During the 1650's Poussin's depiction of religious subject matter became more poignant and his capacity to go to the heart of the subject matter reached a new level of intensity. The Ringling Holy Family, for example, is the most grandiose and severe in conception of all of the Holy Families he painted. This maniera magnifica or magnificent style lasted from about 1655 to his death some ten years later.

Paul, a Jew of Tarsus, originally called Saul, is the subject of this painting. He became a foremost leader of the church ( Acts 7:58, 9:1-25, 13:9,13, 22: 25,29).To a number of churches and intimate friends he wrote letters, approximately a dozen of which are preserved in the New Testamant. He is believed to have suffered martyrdom in Rome late in the reign of Nero (about A.D. 67).

In this painting we see an interpretation of the ecstatic vision of St. Paul which he describes in Corinthians ( II Corinthians 12: 2-4). "I knew a man in Christ above fourteen years ago (whether out of the body I cannot tell: God knoweth;) such a one caught up to the third heaven . . . How he was caught up into paradise and heard unspeakable words, which it is not lawful for a man to utter".

Though Pouissin was never entirely at home with the visions and ecstasies that were the common currency of so many of his Baroque contemporaries, he painted a handful of such works in his maturity, of which the present picture is arguably one of the finest. It was painted for a patron as a pendant to a version of Raphael's Vision of Ezekial.

We see St Paul lifted against a stormy sky by two adult angels and two putti. The angel on the right is wearing a dark blue gown, the one on the left is draped in gold. The saint wears a flaming red mantle over a dark green tunic which provides a fresh contrast with the blue sky that seems to glow with a mystical light. The billowing draperies of the angels creates a sensation of upward lift. St Paul flings his arms out and throws back his head in rapture, giving us the feeling that his frail physical body can tolerate no more of the glorious vision that has been granted him.

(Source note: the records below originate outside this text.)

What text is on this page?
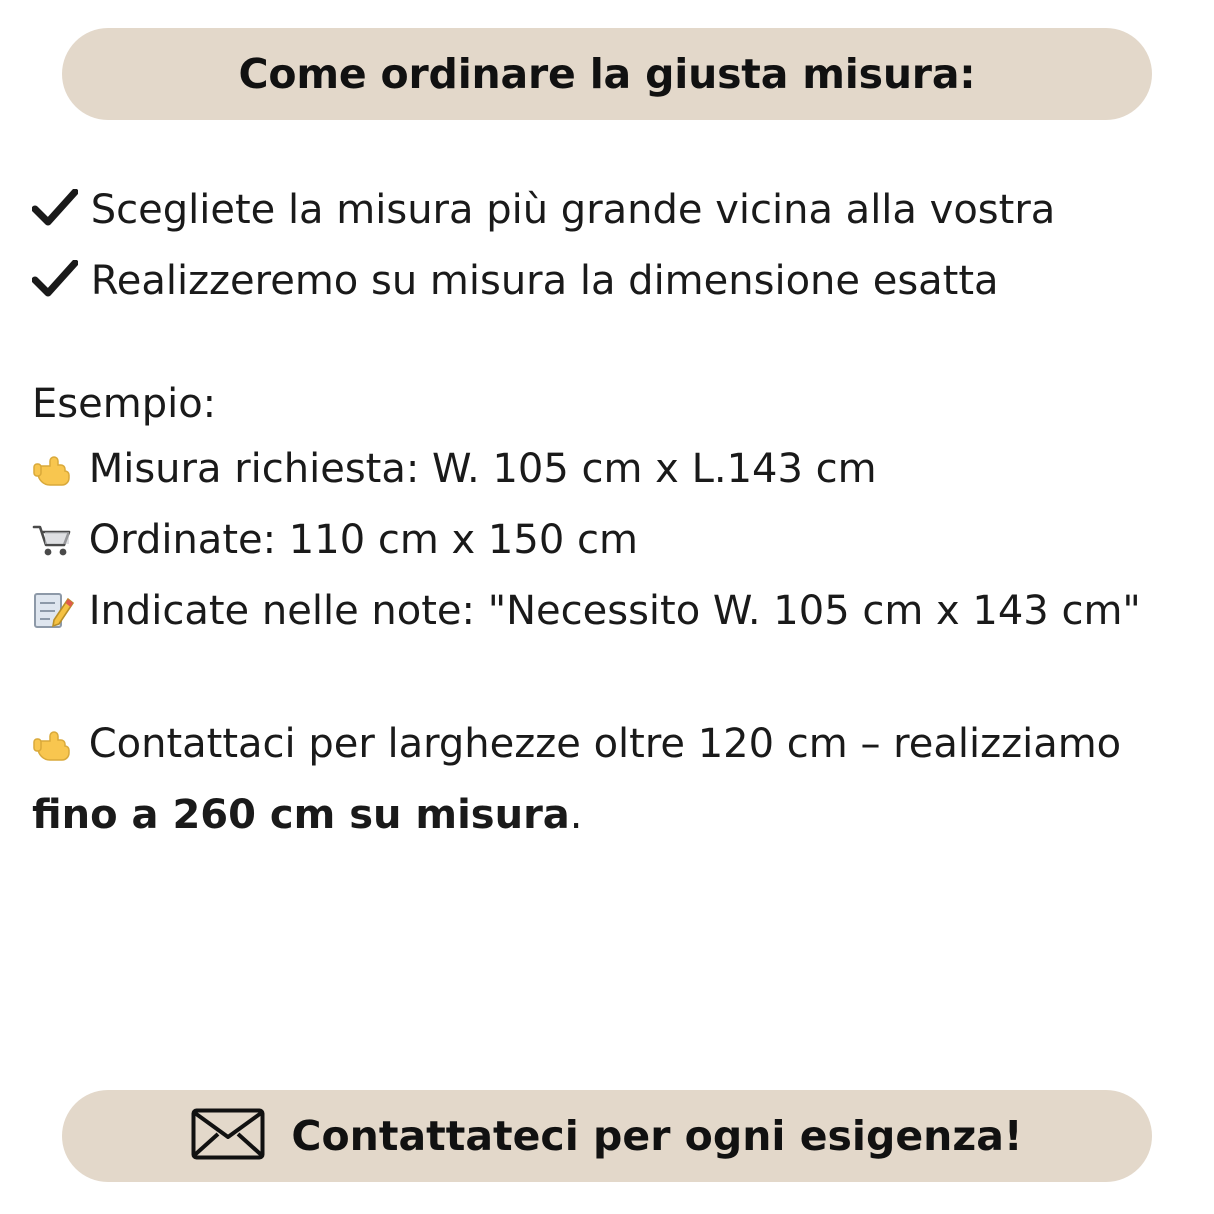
Come ordinare la giusta misura:
Scegliete la misura più grande vicina alla vostra
Realizzeremo su misura la dimensione esatta
Esempio:
Misura richiesta: W. 105 cm x L.143 cm
Ordinate: 110 cm x 150 cm
Indicate nelle note: "Necessito W. 105 cm x 143 cm"
Contattaci per larghezze oltre 120 cm – realizziamo fino a 260 cm su misura.
Contattateci per ogni esigenza!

The distant landscape at the bottom of the painting takes us up to a dizzying height and gives the figures almost superhuman scale as they fill the small space of the panel. The ground below is shown as only the narrowest band of land.

Historical Context:
Visions of ecstasy were a favorite theme of the Baroque artist, a subject made popular by the new demands of the Counter Reformation ( the renewal and revival of the Church of Rome) which placed great emphasis on the mystical experience.

Painted during the time of the Counter Reformation, this painting fit well with the aims of the Catholic Church which utilized mystery as well as martyrdom in art to impress the faithful and bring them back to the church and away from the heretical Protestant Reformation.